凌空は改めて手の甲のネックレスを見た。

蝶に巻き付く様に絡んでいる蛇。蛇の目には赤い石が埋め込まれている、シルバーネックレスだった。

小さいながらも蝶の羽根は丁寧に模様が彫られており、今にも蝶が動き出し何処かへ飛んで行ってしまうんじゃないかと錯覚を起こさせる程だ。

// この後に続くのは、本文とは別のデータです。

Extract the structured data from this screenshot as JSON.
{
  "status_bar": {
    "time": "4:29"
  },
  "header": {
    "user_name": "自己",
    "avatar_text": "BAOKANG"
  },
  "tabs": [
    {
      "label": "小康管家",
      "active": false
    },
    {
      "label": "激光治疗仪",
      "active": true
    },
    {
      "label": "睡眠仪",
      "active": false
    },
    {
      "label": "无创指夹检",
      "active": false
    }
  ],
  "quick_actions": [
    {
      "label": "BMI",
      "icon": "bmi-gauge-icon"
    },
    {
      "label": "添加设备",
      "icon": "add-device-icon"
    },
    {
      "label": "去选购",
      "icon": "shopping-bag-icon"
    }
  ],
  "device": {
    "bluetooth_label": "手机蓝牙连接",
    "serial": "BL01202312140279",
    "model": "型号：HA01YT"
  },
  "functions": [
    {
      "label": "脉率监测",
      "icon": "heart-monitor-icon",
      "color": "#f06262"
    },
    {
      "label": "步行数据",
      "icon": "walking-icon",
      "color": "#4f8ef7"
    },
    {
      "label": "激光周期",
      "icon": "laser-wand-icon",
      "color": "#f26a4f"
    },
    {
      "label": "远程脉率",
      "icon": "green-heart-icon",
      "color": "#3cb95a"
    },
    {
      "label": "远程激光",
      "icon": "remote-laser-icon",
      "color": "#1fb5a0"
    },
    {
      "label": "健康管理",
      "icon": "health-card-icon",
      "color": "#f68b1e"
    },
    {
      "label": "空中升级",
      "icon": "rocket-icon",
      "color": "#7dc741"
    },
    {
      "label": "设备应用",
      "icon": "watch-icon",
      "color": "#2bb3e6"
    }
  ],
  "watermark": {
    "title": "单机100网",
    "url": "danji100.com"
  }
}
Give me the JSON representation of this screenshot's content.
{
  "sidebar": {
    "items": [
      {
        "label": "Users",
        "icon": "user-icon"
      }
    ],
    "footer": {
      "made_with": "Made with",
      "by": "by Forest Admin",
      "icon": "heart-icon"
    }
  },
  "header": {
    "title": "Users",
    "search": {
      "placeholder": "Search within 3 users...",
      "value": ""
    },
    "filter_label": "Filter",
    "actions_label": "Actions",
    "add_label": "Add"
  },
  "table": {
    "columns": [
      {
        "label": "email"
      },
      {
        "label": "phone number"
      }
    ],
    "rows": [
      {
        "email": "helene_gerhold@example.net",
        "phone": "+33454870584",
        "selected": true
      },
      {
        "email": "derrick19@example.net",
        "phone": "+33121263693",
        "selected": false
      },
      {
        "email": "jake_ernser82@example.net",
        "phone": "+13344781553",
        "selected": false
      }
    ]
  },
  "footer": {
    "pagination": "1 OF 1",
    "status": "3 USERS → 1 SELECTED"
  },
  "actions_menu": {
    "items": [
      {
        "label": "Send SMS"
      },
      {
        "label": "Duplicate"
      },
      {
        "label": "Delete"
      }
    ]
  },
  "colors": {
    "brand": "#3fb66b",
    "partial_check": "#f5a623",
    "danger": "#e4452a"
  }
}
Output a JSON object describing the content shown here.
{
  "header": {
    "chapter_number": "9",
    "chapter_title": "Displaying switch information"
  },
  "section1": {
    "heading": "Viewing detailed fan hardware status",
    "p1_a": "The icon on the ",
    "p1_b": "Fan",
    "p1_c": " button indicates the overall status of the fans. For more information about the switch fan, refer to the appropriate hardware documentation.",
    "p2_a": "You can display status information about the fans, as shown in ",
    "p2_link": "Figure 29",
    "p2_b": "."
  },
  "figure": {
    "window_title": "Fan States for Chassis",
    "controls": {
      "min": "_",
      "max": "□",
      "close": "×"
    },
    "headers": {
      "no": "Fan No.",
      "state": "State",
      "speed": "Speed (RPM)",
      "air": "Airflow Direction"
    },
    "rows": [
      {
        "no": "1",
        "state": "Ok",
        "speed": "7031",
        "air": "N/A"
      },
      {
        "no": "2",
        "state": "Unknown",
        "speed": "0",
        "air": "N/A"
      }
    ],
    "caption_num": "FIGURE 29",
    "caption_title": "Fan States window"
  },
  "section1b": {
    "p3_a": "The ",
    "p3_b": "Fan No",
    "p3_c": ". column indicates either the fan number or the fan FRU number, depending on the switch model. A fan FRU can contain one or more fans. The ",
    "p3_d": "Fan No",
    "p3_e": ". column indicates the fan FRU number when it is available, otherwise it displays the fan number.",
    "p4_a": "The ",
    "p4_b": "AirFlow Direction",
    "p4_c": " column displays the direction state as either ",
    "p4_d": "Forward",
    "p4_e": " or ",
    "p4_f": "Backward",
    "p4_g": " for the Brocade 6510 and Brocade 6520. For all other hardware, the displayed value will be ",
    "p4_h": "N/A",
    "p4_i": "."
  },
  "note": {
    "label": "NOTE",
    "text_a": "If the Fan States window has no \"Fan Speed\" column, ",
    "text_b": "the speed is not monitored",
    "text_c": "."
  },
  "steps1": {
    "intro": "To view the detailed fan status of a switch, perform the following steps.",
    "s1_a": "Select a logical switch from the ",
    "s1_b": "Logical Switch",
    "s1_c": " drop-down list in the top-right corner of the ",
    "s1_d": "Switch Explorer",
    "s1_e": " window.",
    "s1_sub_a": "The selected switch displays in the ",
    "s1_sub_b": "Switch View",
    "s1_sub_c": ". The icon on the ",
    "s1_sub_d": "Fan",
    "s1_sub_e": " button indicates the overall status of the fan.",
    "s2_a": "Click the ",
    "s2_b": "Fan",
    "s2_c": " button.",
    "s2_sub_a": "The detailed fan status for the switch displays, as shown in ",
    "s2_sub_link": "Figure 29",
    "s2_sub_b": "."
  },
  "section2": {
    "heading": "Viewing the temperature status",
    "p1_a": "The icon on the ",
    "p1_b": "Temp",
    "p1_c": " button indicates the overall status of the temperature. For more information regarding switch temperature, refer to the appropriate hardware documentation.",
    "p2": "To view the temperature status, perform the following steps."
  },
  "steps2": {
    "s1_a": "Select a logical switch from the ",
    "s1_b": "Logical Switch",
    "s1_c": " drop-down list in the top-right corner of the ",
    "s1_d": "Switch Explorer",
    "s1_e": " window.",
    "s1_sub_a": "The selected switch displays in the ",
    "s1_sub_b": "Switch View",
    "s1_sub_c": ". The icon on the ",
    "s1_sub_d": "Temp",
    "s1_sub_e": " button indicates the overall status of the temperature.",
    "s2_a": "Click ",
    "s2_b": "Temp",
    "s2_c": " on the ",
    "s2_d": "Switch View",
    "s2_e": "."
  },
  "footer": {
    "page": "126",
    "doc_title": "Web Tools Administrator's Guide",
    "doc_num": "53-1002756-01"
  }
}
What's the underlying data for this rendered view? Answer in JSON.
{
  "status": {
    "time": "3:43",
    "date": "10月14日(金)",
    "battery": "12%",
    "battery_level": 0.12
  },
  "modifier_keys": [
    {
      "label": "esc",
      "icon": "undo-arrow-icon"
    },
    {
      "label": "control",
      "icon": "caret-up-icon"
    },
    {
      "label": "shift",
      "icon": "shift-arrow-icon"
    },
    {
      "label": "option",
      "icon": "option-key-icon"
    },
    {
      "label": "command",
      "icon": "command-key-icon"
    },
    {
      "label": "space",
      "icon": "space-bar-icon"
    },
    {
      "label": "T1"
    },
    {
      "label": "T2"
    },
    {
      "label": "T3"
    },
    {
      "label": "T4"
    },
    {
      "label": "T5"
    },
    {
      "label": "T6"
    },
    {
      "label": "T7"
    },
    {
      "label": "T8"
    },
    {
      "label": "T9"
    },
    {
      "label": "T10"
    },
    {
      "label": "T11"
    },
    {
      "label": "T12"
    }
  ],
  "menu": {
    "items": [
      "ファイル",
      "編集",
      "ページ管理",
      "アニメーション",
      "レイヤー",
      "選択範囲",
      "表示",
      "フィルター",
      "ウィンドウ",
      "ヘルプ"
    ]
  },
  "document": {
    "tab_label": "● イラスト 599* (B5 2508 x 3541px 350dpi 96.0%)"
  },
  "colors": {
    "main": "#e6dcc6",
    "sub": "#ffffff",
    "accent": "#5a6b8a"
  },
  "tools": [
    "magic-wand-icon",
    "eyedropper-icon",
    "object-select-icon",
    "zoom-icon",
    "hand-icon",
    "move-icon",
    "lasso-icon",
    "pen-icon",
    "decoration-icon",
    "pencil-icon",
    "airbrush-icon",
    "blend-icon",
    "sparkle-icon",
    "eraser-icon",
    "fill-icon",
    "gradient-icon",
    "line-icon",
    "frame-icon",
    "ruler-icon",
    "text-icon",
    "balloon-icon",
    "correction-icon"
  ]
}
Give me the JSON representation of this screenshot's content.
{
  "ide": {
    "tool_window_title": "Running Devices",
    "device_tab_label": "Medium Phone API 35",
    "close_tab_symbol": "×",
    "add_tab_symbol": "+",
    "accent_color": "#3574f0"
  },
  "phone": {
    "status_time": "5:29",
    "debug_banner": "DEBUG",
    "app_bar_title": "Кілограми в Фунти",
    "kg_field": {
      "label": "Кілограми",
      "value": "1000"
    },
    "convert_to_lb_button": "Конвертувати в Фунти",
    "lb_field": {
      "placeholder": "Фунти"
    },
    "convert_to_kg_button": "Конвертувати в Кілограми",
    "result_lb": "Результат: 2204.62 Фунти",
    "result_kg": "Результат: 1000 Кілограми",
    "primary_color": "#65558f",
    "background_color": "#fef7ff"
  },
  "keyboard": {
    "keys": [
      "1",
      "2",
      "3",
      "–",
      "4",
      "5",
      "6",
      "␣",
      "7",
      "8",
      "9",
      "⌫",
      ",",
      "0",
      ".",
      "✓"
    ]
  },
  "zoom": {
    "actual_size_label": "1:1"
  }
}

そして蝶に巻き付く蛇の体は滑らかで、綺麗な丸みを帯びており、蝶に近付く者を遠ざけているかの様に開かれた口は、一本一本の歯まで丁寧に造られ、凌空はこんなにも端整混まれたネックレスを見た事がなかった。


「お前…これ、」

「へへっ、気にいった?」

「いや、気にいるっつーか…」


困惑した様にネックレスと由希を交互に見る凌空。こんなにも丁寧に丹精込めたネックレスが、由希や自分に買える訳がない。と、嬉しさの反面心配していた。


「これどうやって買ったんだよ、お前にそんな金…」

「ああ~、大丈夫だよ! 凌空が思ってるほど高くなかったしっ」


大丈夫だとピースする由希に、凌空は納得出来る筈もなく、「でも!」っと尚も聞き出そうとする。絶対に聞き出すまで諦めないだろう凌空に、由希は仕方なくと言った感じで観念した。